There are philosophical problems with the concept of omniscience. Apparently, Godel has proved that omniscience is impossible. I do not know his argument but here is mine:

if everything were known, then nothing would be unknown;
if nothing were unknown, then nothing would be future;
if nothing were future, then everything would be past or present;
if everything were past or present, then, at the next moment, everything would be past;
if everything were past, then everyone would be dead;
if everyone were dead, then nothing would be known;
thus, if everything were known, the nothing would be known;
reductio ad absurdum;
therefore, it is not possible that everything is known.
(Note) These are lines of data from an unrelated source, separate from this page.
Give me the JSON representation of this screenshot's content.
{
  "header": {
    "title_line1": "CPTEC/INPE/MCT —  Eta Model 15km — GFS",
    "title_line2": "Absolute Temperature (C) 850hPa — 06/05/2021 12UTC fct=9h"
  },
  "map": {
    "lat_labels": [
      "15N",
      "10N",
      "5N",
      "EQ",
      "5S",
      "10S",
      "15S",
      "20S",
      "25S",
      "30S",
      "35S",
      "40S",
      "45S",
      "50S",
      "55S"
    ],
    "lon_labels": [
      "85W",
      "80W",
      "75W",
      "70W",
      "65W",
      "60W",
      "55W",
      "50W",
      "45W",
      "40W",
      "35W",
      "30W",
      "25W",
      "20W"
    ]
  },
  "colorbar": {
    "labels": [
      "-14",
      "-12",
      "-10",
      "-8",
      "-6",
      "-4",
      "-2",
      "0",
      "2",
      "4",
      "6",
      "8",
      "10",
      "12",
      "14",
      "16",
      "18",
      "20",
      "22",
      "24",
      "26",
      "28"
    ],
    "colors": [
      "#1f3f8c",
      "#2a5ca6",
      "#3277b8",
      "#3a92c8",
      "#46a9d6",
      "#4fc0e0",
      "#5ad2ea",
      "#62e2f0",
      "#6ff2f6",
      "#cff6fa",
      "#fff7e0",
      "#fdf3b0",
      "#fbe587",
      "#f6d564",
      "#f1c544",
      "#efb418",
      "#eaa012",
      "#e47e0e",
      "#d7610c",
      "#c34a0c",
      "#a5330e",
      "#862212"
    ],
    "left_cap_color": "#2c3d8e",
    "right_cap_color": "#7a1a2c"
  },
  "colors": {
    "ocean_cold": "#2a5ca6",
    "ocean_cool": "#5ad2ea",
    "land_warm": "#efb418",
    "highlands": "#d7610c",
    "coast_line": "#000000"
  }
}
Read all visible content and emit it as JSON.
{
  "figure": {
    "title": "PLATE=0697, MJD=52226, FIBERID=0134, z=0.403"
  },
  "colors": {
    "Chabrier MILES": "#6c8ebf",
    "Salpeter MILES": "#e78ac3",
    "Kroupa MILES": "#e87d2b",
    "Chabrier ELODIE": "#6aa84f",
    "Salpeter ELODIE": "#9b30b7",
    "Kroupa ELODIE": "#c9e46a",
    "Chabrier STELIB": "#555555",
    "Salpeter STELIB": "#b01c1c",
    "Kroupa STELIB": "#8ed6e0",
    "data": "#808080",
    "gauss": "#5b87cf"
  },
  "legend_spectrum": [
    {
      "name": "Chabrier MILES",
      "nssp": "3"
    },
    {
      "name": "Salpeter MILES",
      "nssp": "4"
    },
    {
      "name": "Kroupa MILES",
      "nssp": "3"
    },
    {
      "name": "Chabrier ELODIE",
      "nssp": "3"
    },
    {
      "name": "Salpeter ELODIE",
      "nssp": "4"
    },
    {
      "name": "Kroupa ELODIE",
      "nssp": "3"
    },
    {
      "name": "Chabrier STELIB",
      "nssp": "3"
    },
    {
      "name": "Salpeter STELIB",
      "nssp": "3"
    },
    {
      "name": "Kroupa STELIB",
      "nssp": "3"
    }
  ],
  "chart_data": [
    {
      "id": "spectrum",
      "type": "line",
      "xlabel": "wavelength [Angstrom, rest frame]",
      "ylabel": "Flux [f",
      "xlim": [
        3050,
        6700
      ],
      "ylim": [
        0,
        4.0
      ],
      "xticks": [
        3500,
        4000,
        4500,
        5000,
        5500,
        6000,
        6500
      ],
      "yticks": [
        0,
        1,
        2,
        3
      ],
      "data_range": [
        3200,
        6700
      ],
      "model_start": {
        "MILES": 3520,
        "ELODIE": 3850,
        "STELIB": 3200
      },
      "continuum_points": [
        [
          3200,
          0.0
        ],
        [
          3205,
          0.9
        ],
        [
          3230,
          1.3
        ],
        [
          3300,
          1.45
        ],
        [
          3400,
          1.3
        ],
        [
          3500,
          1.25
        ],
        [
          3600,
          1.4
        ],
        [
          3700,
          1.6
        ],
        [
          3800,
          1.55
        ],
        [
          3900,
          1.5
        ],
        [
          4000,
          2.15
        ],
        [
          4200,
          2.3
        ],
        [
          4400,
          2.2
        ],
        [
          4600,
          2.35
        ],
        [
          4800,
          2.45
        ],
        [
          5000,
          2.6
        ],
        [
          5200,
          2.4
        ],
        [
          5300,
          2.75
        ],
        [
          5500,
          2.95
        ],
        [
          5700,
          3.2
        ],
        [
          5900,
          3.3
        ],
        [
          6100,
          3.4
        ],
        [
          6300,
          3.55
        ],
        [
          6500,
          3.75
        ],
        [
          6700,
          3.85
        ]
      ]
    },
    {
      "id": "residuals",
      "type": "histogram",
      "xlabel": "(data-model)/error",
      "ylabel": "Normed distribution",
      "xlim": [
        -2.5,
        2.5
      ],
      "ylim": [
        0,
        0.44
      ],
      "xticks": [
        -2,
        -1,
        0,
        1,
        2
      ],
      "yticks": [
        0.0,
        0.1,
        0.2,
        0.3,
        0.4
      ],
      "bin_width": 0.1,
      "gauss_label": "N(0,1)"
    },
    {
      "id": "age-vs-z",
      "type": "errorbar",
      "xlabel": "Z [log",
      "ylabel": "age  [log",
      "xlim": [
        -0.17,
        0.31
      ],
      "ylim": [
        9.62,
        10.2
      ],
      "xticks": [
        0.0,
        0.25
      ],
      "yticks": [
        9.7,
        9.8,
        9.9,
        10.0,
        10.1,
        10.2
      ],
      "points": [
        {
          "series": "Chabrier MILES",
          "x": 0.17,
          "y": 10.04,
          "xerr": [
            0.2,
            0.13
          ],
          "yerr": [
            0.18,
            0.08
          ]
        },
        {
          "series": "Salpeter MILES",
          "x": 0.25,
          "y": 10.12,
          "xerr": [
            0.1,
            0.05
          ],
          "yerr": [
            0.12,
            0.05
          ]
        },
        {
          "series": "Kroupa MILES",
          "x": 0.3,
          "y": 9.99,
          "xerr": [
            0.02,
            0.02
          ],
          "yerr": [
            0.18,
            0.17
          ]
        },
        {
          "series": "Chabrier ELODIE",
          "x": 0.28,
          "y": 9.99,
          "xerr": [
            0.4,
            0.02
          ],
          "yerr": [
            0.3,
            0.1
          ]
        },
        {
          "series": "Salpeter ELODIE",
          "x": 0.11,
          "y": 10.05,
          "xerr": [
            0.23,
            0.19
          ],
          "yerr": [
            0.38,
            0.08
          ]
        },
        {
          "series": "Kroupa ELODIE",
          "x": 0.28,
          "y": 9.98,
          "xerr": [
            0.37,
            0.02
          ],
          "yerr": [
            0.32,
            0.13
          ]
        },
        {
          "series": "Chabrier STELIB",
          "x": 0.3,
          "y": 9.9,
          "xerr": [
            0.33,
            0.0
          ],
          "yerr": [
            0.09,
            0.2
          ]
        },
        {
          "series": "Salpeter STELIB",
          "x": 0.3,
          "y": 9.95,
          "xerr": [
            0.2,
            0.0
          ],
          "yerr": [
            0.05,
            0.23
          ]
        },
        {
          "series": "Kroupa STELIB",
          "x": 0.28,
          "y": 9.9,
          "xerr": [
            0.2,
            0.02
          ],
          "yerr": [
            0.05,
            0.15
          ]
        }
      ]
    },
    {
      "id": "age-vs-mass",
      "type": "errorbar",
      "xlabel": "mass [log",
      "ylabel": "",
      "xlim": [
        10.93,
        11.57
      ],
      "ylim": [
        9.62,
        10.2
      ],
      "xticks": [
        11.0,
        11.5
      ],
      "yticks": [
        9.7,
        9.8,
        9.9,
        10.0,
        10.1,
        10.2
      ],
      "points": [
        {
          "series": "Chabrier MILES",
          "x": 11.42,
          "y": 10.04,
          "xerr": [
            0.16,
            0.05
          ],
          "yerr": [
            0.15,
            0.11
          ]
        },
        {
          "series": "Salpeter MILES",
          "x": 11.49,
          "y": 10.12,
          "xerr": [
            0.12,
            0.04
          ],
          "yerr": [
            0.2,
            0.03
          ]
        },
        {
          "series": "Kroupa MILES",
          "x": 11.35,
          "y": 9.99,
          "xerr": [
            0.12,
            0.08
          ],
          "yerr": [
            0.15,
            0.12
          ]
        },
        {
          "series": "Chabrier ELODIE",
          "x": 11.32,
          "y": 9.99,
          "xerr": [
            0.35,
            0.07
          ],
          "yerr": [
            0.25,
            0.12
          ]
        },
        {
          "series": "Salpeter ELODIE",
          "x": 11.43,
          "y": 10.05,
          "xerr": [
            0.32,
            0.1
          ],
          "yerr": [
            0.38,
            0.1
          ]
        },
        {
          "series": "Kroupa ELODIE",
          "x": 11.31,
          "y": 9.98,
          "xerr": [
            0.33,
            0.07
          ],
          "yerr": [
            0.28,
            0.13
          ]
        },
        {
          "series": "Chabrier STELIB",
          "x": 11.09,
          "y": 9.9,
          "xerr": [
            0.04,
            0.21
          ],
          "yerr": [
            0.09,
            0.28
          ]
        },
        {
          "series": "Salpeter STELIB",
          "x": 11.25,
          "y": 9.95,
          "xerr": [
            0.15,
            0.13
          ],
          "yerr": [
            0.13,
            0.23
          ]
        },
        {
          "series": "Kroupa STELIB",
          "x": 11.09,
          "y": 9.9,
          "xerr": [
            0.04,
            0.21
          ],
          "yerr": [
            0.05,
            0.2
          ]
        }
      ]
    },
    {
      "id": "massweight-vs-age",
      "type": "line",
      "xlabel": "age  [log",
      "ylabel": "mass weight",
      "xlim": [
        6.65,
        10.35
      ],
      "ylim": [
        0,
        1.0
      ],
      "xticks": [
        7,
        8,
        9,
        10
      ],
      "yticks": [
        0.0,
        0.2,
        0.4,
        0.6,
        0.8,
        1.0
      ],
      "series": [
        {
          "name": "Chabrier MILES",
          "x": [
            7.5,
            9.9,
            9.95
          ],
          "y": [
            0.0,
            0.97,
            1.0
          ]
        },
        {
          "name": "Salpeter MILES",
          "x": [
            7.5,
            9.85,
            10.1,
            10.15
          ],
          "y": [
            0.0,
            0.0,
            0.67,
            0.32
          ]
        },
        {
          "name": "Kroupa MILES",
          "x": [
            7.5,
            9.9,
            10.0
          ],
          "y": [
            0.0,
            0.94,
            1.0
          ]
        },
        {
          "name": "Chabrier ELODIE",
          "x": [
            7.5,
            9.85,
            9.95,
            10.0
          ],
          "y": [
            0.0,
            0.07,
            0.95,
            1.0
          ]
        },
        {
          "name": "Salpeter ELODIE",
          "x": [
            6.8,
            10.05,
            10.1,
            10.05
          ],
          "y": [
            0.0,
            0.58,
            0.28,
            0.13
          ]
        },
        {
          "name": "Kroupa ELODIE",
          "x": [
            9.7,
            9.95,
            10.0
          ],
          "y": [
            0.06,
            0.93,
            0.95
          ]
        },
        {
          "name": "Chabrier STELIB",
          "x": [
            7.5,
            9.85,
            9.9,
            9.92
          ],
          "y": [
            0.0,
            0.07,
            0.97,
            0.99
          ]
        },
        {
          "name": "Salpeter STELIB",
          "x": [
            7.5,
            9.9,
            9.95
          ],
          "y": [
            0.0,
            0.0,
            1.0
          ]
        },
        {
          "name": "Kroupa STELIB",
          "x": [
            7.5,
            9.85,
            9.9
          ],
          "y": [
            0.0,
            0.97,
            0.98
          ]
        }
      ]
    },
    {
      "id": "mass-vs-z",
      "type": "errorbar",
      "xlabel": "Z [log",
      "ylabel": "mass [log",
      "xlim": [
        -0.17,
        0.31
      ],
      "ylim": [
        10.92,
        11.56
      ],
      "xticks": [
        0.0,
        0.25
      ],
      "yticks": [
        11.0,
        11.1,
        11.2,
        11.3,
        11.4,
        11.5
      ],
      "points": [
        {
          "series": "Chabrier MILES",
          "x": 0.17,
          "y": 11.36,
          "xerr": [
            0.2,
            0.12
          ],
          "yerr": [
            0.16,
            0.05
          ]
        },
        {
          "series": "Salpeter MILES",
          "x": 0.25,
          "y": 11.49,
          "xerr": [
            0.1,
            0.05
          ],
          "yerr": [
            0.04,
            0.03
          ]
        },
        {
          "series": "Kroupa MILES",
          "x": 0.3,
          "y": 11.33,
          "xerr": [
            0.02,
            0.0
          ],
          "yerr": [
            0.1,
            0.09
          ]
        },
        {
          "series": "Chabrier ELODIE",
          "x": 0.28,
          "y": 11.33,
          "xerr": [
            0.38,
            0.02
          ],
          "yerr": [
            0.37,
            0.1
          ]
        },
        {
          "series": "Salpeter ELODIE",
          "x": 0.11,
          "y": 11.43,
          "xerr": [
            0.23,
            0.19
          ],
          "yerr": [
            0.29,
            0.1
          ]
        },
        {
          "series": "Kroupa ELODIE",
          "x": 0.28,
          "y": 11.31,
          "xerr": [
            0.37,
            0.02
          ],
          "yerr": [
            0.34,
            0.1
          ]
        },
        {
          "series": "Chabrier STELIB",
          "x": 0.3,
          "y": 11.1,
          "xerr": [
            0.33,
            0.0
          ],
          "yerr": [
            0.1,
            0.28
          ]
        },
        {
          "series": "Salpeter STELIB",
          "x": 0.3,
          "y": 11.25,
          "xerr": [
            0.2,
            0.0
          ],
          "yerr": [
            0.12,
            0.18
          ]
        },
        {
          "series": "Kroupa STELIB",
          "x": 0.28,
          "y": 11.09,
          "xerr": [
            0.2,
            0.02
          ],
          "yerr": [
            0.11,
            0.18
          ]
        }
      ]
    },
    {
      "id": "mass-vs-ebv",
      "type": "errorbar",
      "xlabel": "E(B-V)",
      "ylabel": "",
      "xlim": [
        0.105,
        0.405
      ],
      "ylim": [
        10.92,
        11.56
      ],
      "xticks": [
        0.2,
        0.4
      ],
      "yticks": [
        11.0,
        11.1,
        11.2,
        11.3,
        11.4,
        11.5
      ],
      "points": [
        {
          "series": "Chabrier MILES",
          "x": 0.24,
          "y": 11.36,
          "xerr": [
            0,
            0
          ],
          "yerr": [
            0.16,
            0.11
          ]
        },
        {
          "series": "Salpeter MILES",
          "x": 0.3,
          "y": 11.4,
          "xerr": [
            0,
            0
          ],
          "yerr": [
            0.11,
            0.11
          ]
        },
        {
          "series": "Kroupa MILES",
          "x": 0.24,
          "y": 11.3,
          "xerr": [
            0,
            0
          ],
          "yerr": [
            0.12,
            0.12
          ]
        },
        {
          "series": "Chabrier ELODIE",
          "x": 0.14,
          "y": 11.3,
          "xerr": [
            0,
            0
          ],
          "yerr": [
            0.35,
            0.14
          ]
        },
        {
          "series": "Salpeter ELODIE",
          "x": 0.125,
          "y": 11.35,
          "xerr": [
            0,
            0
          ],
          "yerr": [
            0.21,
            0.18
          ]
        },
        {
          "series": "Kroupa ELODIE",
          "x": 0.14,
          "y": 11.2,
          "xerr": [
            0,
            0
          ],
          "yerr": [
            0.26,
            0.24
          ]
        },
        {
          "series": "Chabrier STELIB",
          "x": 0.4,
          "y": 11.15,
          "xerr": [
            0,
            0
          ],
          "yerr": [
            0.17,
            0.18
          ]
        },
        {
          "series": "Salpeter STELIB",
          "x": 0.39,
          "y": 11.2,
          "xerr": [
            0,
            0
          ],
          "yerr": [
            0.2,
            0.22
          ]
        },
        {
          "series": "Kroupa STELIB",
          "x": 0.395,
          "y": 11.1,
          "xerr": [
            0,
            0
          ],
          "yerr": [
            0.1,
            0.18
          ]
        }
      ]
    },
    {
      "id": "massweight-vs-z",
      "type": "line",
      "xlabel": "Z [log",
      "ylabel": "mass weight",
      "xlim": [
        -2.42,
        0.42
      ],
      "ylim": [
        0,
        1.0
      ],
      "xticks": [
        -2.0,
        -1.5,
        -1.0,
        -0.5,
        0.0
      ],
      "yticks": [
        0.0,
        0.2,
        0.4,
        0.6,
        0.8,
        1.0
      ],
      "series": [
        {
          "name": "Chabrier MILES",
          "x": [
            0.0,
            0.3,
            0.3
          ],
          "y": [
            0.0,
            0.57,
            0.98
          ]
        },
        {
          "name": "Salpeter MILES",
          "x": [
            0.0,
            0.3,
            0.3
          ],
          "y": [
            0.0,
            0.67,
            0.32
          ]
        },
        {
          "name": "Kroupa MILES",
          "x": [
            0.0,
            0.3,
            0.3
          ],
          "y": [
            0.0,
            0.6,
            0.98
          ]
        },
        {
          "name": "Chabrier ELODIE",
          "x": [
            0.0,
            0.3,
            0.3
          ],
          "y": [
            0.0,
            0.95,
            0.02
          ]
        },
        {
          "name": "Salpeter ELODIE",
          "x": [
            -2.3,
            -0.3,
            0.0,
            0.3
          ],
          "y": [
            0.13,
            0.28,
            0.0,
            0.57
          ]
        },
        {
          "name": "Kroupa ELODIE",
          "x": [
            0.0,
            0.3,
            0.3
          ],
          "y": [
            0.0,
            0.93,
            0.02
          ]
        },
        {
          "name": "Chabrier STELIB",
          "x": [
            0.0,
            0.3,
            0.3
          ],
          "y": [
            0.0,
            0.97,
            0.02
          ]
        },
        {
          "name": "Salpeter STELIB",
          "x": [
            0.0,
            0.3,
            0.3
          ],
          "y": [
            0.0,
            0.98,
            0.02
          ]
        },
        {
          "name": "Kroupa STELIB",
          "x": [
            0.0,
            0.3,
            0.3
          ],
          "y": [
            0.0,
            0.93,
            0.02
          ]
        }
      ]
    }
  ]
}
(I think that) any consciousness requires a remembered past, an immediate present and an unknown future. Atemporal consciousness - a single instant of durationless sensation without memory or future - would begin and end simultaneously and thus would not exist. Another reductio ad absurdum.

It may be argued that omniscience is knowledge of everything that exists and that the future does not yet exist. However:

we usually include the future among the things that are unknown to us but that would be known to omniscience;
it is convenient for some purposes to regard all moments as coexistent even though we are conscious of each moment only in that moment;
simultaneity is relative in relativity theory.

Omniscience would have to be neither temporal nor atemporal but transtemporal, incorporating and transcending instead of negating duration, but is that possible?